9.0 Oh, The Things You Can
Do
In this section, we will touch briefly on
a few of the many tools available to you that can be used in classes, papers,
teaching, etc. Each of these topics has entire books and courses devoted
to them. This session, in no way, will attempt to teach you the software,
but rather to show you that they exist and how they can be used.
9.1 SAS
The SAS System is a software system
for data analysis.
The goal of SAS Institute is to provide
data analysts one system
to meet all their computing needs. When
your computing needs are
met, you are free to concentrate on results
rather than on the mechanics
of getting them. Instead of learning
programming languages, several
statistical packages, and utility programs,
you only need to learn the
SAS system.
[Ed's note: Yeah, right]
Although SAS has a graphical front end, it
is better to run it from the command line. You can create SAS procedure
files using your editor and run the by passing them into SAS.

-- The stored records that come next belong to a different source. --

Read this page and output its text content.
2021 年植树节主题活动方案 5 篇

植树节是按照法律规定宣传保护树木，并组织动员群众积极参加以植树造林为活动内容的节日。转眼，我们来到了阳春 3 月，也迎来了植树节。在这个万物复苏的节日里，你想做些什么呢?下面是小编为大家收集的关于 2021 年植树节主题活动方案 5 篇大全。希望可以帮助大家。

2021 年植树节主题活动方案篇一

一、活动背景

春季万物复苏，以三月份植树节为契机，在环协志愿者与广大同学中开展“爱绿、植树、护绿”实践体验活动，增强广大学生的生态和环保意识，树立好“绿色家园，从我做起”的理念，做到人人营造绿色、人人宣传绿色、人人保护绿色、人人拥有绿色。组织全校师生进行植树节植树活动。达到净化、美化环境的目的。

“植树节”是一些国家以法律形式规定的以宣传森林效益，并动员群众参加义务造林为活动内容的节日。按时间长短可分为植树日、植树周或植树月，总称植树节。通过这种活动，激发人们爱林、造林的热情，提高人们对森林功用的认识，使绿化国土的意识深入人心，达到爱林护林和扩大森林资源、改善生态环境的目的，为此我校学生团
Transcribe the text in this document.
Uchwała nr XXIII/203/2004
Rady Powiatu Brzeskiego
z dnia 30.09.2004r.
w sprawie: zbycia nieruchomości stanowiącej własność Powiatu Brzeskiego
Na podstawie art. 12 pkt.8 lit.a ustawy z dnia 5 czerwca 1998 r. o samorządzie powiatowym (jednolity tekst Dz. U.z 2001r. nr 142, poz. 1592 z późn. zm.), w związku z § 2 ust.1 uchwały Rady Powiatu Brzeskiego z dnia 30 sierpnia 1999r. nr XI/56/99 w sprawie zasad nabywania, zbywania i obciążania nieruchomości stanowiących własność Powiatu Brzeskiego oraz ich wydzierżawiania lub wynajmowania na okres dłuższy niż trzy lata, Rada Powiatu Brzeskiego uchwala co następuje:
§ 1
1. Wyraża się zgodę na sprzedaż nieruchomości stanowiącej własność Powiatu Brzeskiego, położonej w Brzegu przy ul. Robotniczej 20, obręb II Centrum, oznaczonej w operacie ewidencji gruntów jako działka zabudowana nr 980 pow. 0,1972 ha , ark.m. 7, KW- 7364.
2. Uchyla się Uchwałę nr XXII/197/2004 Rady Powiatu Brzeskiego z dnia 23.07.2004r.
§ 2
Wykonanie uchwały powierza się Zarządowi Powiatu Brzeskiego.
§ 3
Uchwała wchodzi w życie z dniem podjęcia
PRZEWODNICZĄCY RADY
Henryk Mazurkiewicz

You could create a SAS file in Emacs, called
yield1a.sas for example, and then run
it from in Xterm with the command...
fdrebin@blowfish> sas yield1a
This produces at least one other file, the
.log file (pronounced "dot log").
This file shows information about the specific SAS job such as details,
errors, resources used, files created, etc.
If you have output from SAS procedures, then
these will be in the .lst file (pronounced
"dot list"). Usually SAS produces much more white space than
you'll want to print out. You can (and should) trim the output as much
as you can before printing it out. You should also use the pr2up
command to print these files. The pr2up command
prints two pages side by side on one sheet of paper.
You can either use the more
command to look at the .log and .lst
files or open them in Emacs. If the results are not what you wanted, if
you have errors, or if you need to do more analyses, then you can start
the procedure all over again.
Sometimes you will see SAS work files with
names like SAS_worka42D1. If you are
not currently running a SAS job, then these are not needed and should be
deleted. They are can take a lot of unessential space.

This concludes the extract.